True drug resistance, the survival and proliferation of malignant cells in the presence of therapeutic drug levels, is observed to varying degrees in all EGFR-mutated lung cancers. The complete response rates for currently available agents are less than 5% suggesting the presence of intrinsic resistance in a population of tumor cells of most patients at the time of treatment initiation. Furthermore, disease progression after initial response occurs due to emergence of acquired resistance with median PFS ranging from 9 to 13 mo in clinical trials. Given that some factors present at the time of diagnosis can predict both reduced probability of response and shorter duration of response, there is clearly overlap between the mechanisms of intrinsic and acquired resistance.
Both the probability and the duration of response to EGFR-targeted therapy vary according to the specific EGFR mutation. Activating EGFR mutations occur within exons 18-21 of the tyrosine kinase binding domain. Exon 19 deletions and L858R point mutations in exon 21 comprise 85%-90% of EGFR mutations and most reliably predict response to EGFR-targeted therapy[25]. For this reason, FDA approval for first-line therapy with erlotinib or afatinib is limited to cancers harboring these mutations. However, differential sensitivity within this group has been observed: patients harboring exon 19 deletions show longer progression free survival compared with patients with L858R mutations[26,27], despite similar in vitro activity[28]. The reasons for the differences in clinical activity observed are not clear.
The efficacy of EGFR TKIs in the treatment of uncommon EGFR mutations is less predictable, in part due to their relative rarity. This is a heterogeneous group that includes exon 20 mutations, exon 19 insertions, exon 21 missense mutations (other than L858R), and exon 18 point mutations[25]. The data on TKI efficacy in these cancers is limited to subset analyses of larger trials, small series and case reports.
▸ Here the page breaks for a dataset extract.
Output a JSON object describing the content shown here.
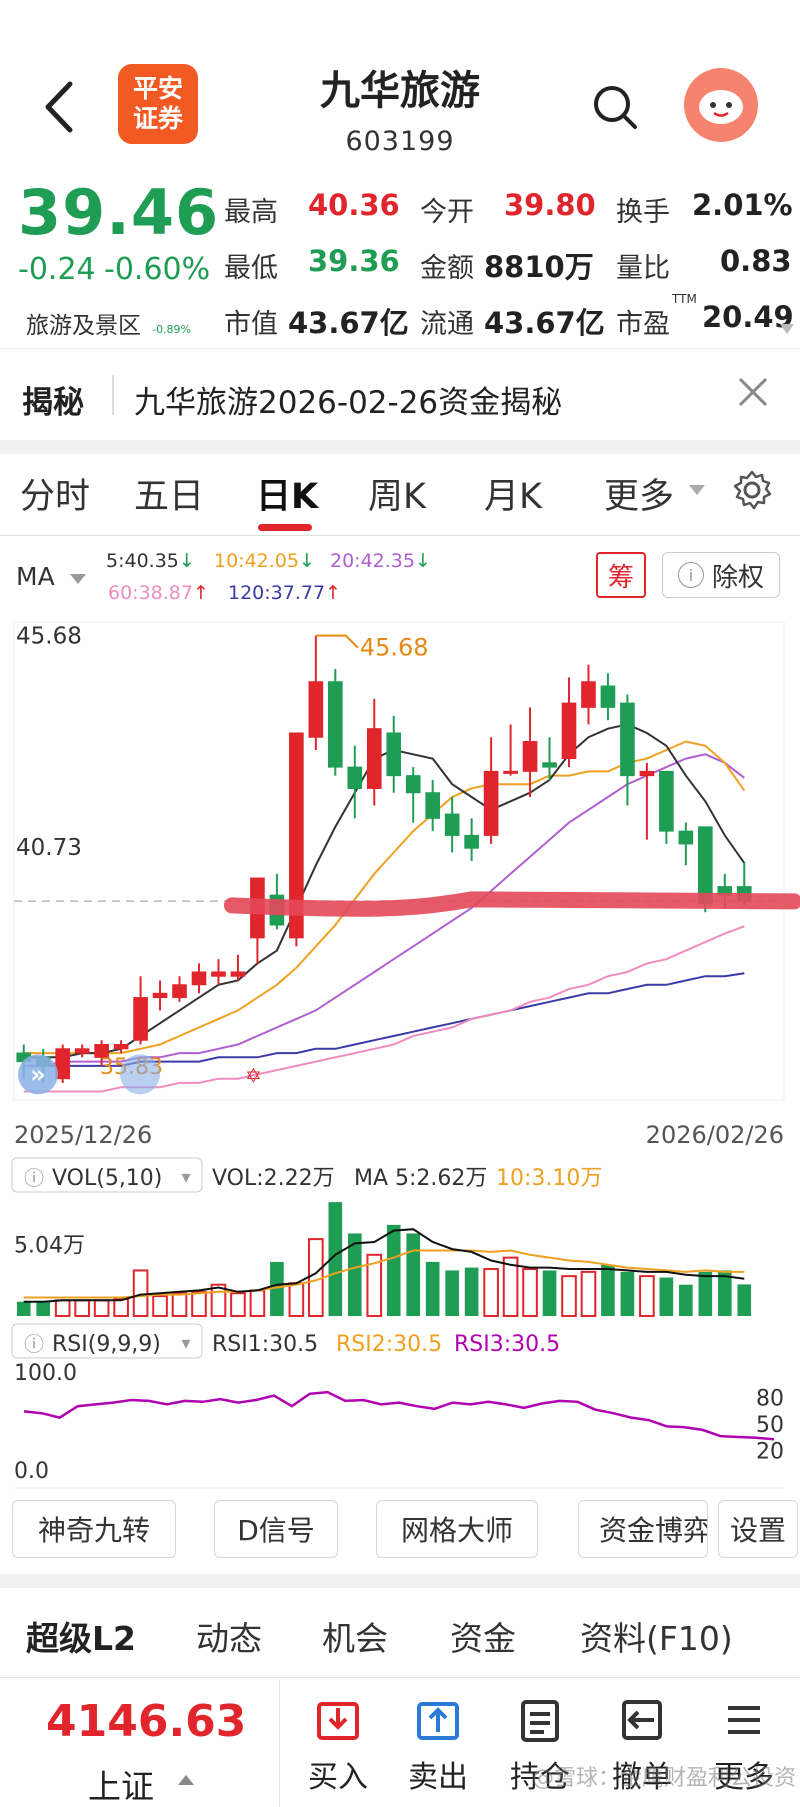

No partial responses were observed in patients with uncommon EGFR mutations in a phase II trial of first-line gefitinib, although some patients achieved prolonged stable disease[29]. In the LUX-lung 3 trial of first-line treatment with afatinib vs pemetrexed and cisplatin, the progression free survival of patients treated with afatinib was improved when less common mutations were excluded from the analysis, suggesting a higher prevalence of intrinsic or acquired resistance in this group[3]. Exon 20 mutations in particular are generally associated with clinical resistance to all currently available EGFR TKIs. However, even within the group of tumors bearing exon 20 mutations there is heterogeneity and responses to EGFR TKIs have been observed with selected mutations[30].
EGFR activating mutations occur de novo during tumor development and heterogeneity with regard to EGFR mutation status in a particular tumor nodule has been reported[31,32]. While conventional DNA sequencing can detect an EGFR mutation present in at least 10% of tumor cells, a more sensitive method, the Scorpion amplification refractory mutation system (ARMS; DxS, Manchester, United Kingdom) uses unimolecular fluorescent probes to detect mutations present in 1%-10% of cells[33]. In a retrospective study of 100 randomly selected archived cases, treatment with EGFR TKIs achieved a longer progression free survival of 11.3 mo in patients whose tumor demonstrated high EGFR mutation abundance (more than 10%) than those with low EGFR mutation abundance (1%-10%, PFS 6.9 mo) and the PFS in both cases were longer than that in patients with wild type tumors (PFS 2.1 mo)[34]. This notion that higher EGFR mutation abundance in the tumor correlates with treatment effect in prolonging tumor control requires prospective validation. The heterogeneity of EGFR mutation status is not only observed in the primary tumor, but also between the primary and the metastatic lung nodules, with a discordance rate as high as 24%[35]. The cases with discordance appear to show mixed response to EGFR TKIs[35]. Therefore, genetic heterogeneity could be another mechanism for apparent TKI resistance at tumor progression.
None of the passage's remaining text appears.